The grading system used includes the following terms, starting with the highest grade:
- Special Fine/Fancy Tippy Golden Flowery Orange Pekoe (SFTGFOP)
- Fine/Fancy Tippy Golden Flowery Orange Pekoe (FTGFOP)
- Tippy Golden Flowery Orange Pekoe (TGFOP)
- Golden Flowery Orange Pekoe (GFOP)
- àFlowery Orange Pekoe (FOP)
- Orange Pekoe (OP)
- Pekoe (P)
- Souchong (S)
- Broken Grades
The general rule is that the higher proportion of leaves having golden tips of new leaf buds, the more highly regarded the tea. Exceptional qualities are anything containing a certain proportion of golden tips, FOP or above.
Souchongs are larger broader leaves nearer the bottom of the stems and are often used for China smoked teas. And to confuse things even further, there are corresponding broken grades of leaf such as Broken Orange Pekoe (BOP) or Broken Flowery Orange Pekoe (BFOP).
Green tea is less rigidly graded, but again the grading refers to the leaf and not the prepared tea. You will see such terms as Gunpowder (including delineations such as pinhead and superior), Imperial, Young Hy-son, Hy-son, Twankay, Hy-son skin, and dust used in grading of Chinese teas. Japanese terms include Extra Choisest, Choisest, Choice, Fine, and on down to fannings and dust.

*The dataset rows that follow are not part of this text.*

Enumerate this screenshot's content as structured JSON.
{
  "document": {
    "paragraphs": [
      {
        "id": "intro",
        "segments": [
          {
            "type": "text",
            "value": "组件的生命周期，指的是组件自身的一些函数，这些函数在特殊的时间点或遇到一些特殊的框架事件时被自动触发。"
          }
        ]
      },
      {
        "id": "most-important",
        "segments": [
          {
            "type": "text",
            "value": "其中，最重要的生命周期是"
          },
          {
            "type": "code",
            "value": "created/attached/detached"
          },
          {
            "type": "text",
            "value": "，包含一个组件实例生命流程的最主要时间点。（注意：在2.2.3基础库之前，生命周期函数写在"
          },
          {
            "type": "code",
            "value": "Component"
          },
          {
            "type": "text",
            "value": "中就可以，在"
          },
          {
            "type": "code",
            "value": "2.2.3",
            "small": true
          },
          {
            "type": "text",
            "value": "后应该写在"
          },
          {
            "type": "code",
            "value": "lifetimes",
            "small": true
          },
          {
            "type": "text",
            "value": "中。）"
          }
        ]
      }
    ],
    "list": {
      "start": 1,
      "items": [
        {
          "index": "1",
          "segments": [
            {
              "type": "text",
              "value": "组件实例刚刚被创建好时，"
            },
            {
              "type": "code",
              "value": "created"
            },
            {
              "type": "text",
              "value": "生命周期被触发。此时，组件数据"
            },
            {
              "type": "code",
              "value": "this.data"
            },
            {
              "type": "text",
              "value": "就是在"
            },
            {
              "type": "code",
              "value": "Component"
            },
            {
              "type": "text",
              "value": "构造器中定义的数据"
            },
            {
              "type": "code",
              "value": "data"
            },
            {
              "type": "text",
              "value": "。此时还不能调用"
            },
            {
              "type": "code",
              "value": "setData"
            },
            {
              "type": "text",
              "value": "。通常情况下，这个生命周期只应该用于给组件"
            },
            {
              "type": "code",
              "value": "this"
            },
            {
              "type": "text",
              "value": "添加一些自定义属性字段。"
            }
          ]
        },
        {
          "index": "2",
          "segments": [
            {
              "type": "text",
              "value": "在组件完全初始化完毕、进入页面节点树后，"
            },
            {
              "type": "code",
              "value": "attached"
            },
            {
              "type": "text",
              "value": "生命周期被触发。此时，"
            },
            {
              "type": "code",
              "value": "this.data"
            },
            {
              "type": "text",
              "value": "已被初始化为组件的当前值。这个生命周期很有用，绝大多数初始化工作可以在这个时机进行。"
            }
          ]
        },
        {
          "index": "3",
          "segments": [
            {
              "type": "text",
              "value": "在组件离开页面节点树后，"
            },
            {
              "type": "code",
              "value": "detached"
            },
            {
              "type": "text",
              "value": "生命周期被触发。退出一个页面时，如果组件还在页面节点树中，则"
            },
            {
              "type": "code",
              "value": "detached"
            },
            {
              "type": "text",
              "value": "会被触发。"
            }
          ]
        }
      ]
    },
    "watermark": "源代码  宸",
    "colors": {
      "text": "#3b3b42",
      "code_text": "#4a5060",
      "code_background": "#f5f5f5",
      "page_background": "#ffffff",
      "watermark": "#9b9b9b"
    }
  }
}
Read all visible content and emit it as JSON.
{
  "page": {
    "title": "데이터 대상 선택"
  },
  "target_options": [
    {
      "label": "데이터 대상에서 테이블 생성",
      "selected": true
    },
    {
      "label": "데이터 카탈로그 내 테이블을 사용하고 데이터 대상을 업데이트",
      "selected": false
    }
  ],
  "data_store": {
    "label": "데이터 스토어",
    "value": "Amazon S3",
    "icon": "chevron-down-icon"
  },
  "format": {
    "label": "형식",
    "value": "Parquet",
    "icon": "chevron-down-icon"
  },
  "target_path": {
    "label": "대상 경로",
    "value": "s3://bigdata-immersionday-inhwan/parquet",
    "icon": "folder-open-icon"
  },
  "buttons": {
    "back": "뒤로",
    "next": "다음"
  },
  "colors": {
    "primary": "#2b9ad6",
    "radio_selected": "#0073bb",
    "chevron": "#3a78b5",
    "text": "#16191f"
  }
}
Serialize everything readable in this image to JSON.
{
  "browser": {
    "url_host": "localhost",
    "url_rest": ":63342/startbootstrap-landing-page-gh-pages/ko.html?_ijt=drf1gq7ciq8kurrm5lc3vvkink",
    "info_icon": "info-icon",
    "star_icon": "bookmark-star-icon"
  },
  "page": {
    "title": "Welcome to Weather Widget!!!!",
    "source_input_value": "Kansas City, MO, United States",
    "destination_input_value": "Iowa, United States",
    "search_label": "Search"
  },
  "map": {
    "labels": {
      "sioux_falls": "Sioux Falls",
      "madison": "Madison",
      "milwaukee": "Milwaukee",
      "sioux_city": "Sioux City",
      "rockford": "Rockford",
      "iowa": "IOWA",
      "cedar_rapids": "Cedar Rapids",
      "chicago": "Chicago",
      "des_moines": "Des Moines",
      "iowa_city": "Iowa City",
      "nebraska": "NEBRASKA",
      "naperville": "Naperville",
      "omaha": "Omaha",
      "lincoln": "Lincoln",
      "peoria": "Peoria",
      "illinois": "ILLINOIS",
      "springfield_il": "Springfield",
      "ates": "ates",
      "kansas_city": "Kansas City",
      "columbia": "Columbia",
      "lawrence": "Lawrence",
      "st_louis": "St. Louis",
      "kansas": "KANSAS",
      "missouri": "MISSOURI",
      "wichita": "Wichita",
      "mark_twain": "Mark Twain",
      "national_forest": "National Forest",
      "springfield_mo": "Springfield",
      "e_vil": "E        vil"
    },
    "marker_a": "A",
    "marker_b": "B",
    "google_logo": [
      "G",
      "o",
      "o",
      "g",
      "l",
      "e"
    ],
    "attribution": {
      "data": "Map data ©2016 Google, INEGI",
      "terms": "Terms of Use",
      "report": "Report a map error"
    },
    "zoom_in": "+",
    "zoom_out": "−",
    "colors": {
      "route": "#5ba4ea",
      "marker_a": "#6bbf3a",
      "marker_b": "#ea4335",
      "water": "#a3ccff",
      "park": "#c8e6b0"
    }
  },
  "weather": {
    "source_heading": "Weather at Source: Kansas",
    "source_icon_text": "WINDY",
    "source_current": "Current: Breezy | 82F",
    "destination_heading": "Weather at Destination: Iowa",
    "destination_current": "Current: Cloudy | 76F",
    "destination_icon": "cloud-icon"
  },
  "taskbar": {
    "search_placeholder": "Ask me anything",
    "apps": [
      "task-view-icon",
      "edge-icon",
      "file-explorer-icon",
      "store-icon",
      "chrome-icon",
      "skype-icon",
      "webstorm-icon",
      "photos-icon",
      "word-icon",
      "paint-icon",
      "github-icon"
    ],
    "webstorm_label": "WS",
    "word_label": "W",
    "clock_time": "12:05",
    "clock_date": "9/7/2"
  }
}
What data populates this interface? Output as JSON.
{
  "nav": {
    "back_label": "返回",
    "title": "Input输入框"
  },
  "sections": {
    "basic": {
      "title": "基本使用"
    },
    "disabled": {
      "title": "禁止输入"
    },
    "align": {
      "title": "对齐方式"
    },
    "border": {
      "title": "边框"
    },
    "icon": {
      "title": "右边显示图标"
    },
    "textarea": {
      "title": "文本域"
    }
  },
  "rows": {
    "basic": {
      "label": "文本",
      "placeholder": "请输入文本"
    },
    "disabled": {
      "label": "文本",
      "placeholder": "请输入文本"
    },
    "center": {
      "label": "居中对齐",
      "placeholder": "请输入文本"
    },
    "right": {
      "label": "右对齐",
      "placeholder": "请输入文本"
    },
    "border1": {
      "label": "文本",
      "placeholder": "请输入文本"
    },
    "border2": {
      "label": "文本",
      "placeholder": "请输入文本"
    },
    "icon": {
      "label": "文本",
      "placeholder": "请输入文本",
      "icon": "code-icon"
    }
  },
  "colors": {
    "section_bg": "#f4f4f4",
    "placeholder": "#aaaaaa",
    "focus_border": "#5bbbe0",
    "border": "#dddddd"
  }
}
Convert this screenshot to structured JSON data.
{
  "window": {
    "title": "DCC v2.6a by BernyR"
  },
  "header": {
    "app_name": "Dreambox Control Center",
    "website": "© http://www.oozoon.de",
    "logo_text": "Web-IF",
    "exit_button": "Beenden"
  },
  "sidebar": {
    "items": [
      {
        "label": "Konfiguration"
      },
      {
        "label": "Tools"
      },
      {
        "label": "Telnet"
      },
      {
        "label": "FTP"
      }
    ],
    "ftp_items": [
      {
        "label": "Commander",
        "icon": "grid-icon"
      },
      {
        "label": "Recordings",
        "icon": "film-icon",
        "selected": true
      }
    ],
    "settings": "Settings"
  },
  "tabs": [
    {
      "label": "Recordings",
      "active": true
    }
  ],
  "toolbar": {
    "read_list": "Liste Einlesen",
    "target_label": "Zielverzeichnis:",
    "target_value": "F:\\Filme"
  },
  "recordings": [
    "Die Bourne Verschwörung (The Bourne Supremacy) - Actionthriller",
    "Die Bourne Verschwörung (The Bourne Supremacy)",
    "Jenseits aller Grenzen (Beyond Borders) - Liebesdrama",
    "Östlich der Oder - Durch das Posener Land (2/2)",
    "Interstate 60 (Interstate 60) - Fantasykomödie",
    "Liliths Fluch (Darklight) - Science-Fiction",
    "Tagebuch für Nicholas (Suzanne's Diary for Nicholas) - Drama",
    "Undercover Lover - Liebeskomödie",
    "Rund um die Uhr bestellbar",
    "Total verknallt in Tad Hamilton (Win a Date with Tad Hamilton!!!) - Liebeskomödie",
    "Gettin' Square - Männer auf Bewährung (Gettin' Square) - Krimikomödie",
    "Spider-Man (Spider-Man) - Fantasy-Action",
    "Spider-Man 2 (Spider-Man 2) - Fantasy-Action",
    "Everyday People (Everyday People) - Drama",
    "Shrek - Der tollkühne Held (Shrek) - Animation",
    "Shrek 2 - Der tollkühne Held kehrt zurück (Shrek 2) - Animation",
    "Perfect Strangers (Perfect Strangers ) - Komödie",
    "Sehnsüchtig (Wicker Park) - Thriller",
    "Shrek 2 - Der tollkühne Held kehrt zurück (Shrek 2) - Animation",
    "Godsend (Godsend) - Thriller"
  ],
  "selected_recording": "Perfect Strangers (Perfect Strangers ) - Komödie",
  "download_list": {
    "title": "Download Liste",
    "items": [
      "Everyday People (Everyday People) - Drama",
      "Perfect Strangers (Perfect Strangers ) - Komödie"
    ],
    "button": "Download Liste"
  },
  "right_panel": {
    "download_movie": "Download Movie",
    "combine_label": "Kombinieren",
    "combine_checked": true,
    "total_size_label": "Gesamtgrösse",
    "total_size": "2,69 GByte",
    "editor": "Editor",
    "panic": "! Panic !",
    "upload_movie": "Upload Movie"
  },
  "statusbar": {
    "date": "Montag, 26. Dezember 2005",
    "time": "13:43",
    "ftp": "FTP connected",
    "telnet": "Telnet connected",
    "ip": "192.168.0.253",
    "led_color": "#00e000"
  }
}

Oolong grades actually refer to the quality of the prepared drink, and not the leaf. The terms range from Finest to Choice, Fine, Superior, Good, and Standard, with many in between. More important than looking for a grade in Oolongs, which doesn’t often appear on packaging, is to look for one produced in Taiwan where the best Oolongs originate.